Optical Coherence Tomography Angiography (OCTA) is an advanced, non-invasive imaging technique used in eye care. This technology creates detailed, cross-sectional images of the eye’s internal structures, specifically focusing on blood flow within the retina and choroid. It provides visualization of intricate vascular networks that are otherwise difficult to observe without invasive procedures. This diagnostic tool aids eye care professionals in understanding various eye conditions.
Understanding OCT Angiography
OCT Angiography builds upon the principles of Optical Coherence Tomography (OCT), which uses light waves to capture high-resolution, two-dimensional images of retinal structures. To visualize blood flow, OCT Angiography employs a technique called motion contrast. It takes multiple rapid scans of the same retinal area. By comparing these sequential scans, the system detects subtle differences caused by the movement of red blood cells within blood vessels, while static tissue remains unchanged.

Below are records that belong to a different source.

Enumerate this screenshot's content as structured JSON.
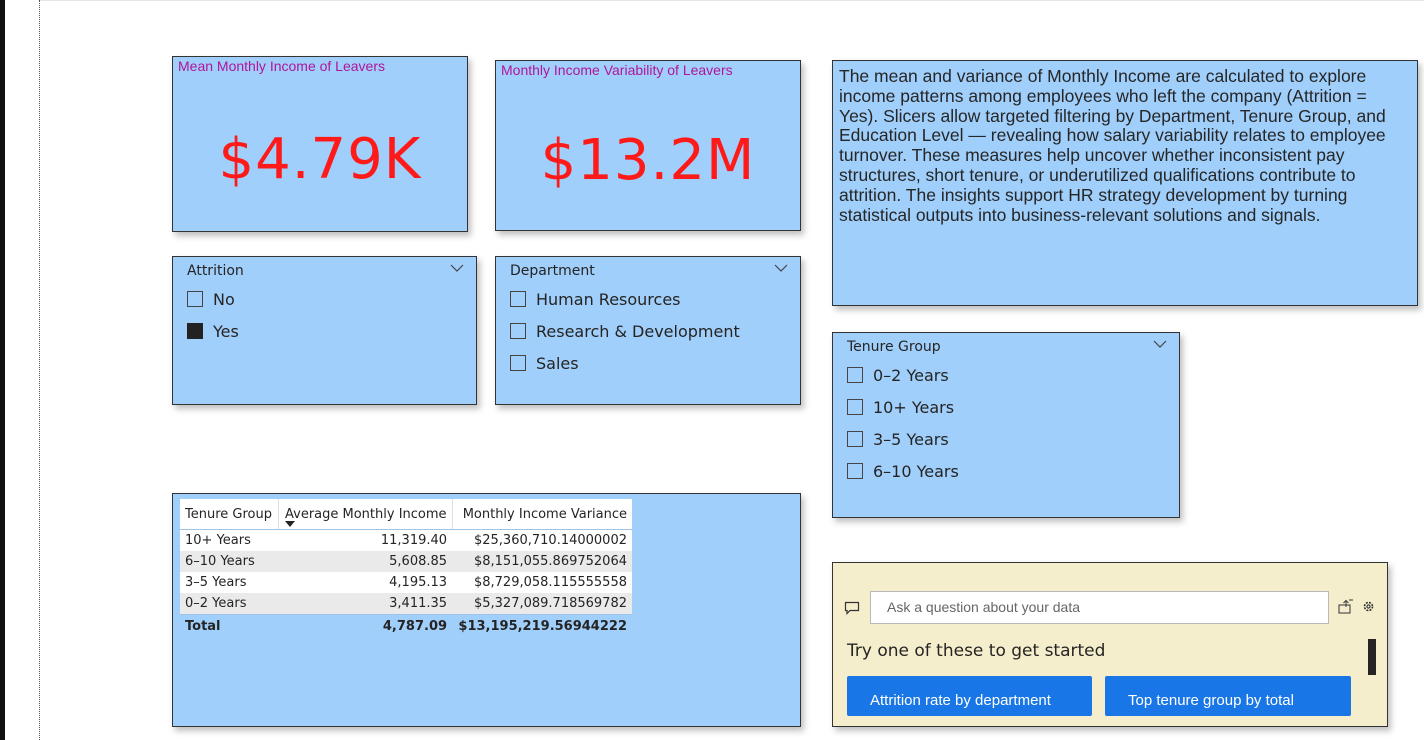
{
  "kpis": [
    {
      "title": "Mean Monthly Income of Leavers",
      "value": "$4.79K"
    },
    {
      "title": "Monthly Income Variability of Leavers",
      "value": "$13.2M"
    }
  ],
  "description": "The mean and variance of Monthly Income are calculated to explore income patterns among employees who left the company (Attrition = Yes). Slicers allow targeted filtering by Department, Tenure Group, and Education Level — revealing how salary variability relates to employee turnover. These measures help uncover whether inconsistent pay structures, short tenure, or underutilized qualifications contribute to attrition. The insights support HR strategy development by turning statistical outputs into business-relevant solutions and signals.",
  "slicers": {
    "attrition": {
      "title": "Attrition",
      "options": [
        {
          "label": "No",
          "checked": false
        },
        {
          "label": "Yes",
          "checked": true
        }
      ]
    },
    "department": {
      "title": "Department",
      "options": [
        {
          "label": "Human Resources",
          "checked": false
        },
        {
          "label": "Research & Development",
          "checked": false
        },
        {
          "label": "Sales",
          "checked": false
        }
      ]
    },
    "tenure": {
      "title": "Tenure Group",
      "options": [
        {
          "label": "0–2 Years",
          "checked": false
        },
        {
          "label": "10+ Years",
          "checked": false
        },
        {
          "label": "3–5 Years",
          "checked": false
        },
        {
          "label": "6–10 Years",
          "checked": false
        }
      ]
    }
  },
  "table": {
    "headers": [
      "Tenure Group",
      "Average Monthly Income",
      "Monthly Income Variance"
    ],
    "rows": [
      [
        "10+ Years",
        "11,319.40",
        "$25,360,710.14000002"
      ],
      [
        "6–10 Years",
        "5,608.85",
        "$8,151,055.869752064"
      ],
      [
        "3–5 Years",
        "4,195.13",
        "$8,729,058.115555558"
      ],
      [
        "0–2 Years",
        "3,411.35",
        "$5,327,089.718569782"
      ]
    ],
    "total": [
      "Total",
      "4,787.09",
      "$13,195,219.56944222"
    ]
  },
  "qa": {
    "placeholder": "Ask a question about your data",
    "prompt": "Try one of these to get started",
    "suggestions": [
      "Attrition rate by department",
      "Top tenure group by total"
    ]
  },
  "colors": {
    "card_bg": "#a0cffb",
    "kpi_value": "#ff1a1a",
    "kpi_title": "#b0169a",
    "qa_bg": "#f5eecc",
    "qa_button": "#1976e6"
  }
}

This process generates detailed maps of blood vessel networks, including tiny capillaries at various depths within the retina and choroid. Light is emitted through either a spectral domain OCT (SD-OCT) system (near 800nm wavelength) or a swept-source OCT (SS-OCT) system (longer wavelength, close to 1050nm). Longer wavelengths offer deeper tissue penetration, though with slightly lower axial resolution. To enhance image quality and reduce noise from eye movements, OCT Angiography uses averaging techniques.
Key Advantages Over Traditional Imaging
OCT Angiography offers advantages over traditional imaging methods, particularly conventional fluorescein angiography (FA). A primary benefit is its non-invasive nature, as it does not require dye injection. Traditional FA involves injecting a fluorescent dye, which can lead to side effects such as nausea, skin discoloration, or, in rare cases, severe allergic reactions.
The absence of dye makes OCT Angiography a safer option for patients, especially those with kidney issues or dye allergies. OCT Angiography is faster than FA, with scans taking only a few seconds per eye. This speed allows for quicker patient throughput and a more comfortable diagnostic process. The ability to perform repeatable scans without dye injection risks facilitates more frequent monitoring of eye conditions.
Conditions Diagnosed and Monitored
OCT Angiography aids in diagnosing and monitoring various eye conditions by visualizing specific vascular changes. For age-related macular degeneration (AMD), it detects abnormal new blood vessel growth, known as choroidal neovascularization (CNV), which often causes vision loss in “wet” AMD. It helps identify the size and extent of these neovascular lesions, even those difficult to see with traditional methods.
Diabetic Retinopathy
In diabetic retinopathy, OCT Angiography reveals early signs of capillary dropout, areas of reduced blood flow, and changes in the foveal avascular zone (FAZ), the central area of the retina without blood vessels. It also detects intraretinal microvascular abnormalities (IRMAs) and neovascularization, providing detailed insights into disease progression.
Retinal Vein Occlusions
For retinal vein occlusions, OCT Angiography assesses the extent of non-perfusion (areas without blood flow) and shows abnormal vessel tortuosity or dilation.
Glaucoma
In glaucoma, it identifies reduced blood flow around the optic nerve head capillaries, correlating with potential nerve damage and aiding in earlier detection of structural changes.
What to Expect During the Procedure
Undergoing an OCT Angiography scan is a straightforward and generally comfortable experience. Patients sit in front of the machine, resting their chin on a support to keep their head still during imaging. In some cases, dilating eye drops may be administered to widen the pupils, making it easier for the machine to capture retinal images.
The procedure is quick and non-contact. The device emits a harmless laser light into the eye, capturing multiple images through rapid scanning, taking only a few seconds per eye. Patients are asked to look at a designated target or light to ensure proper eye alignment. Afterward, there is typically no recovery time, and patients can resume normal activities immediately. Results are often available soon after the scan.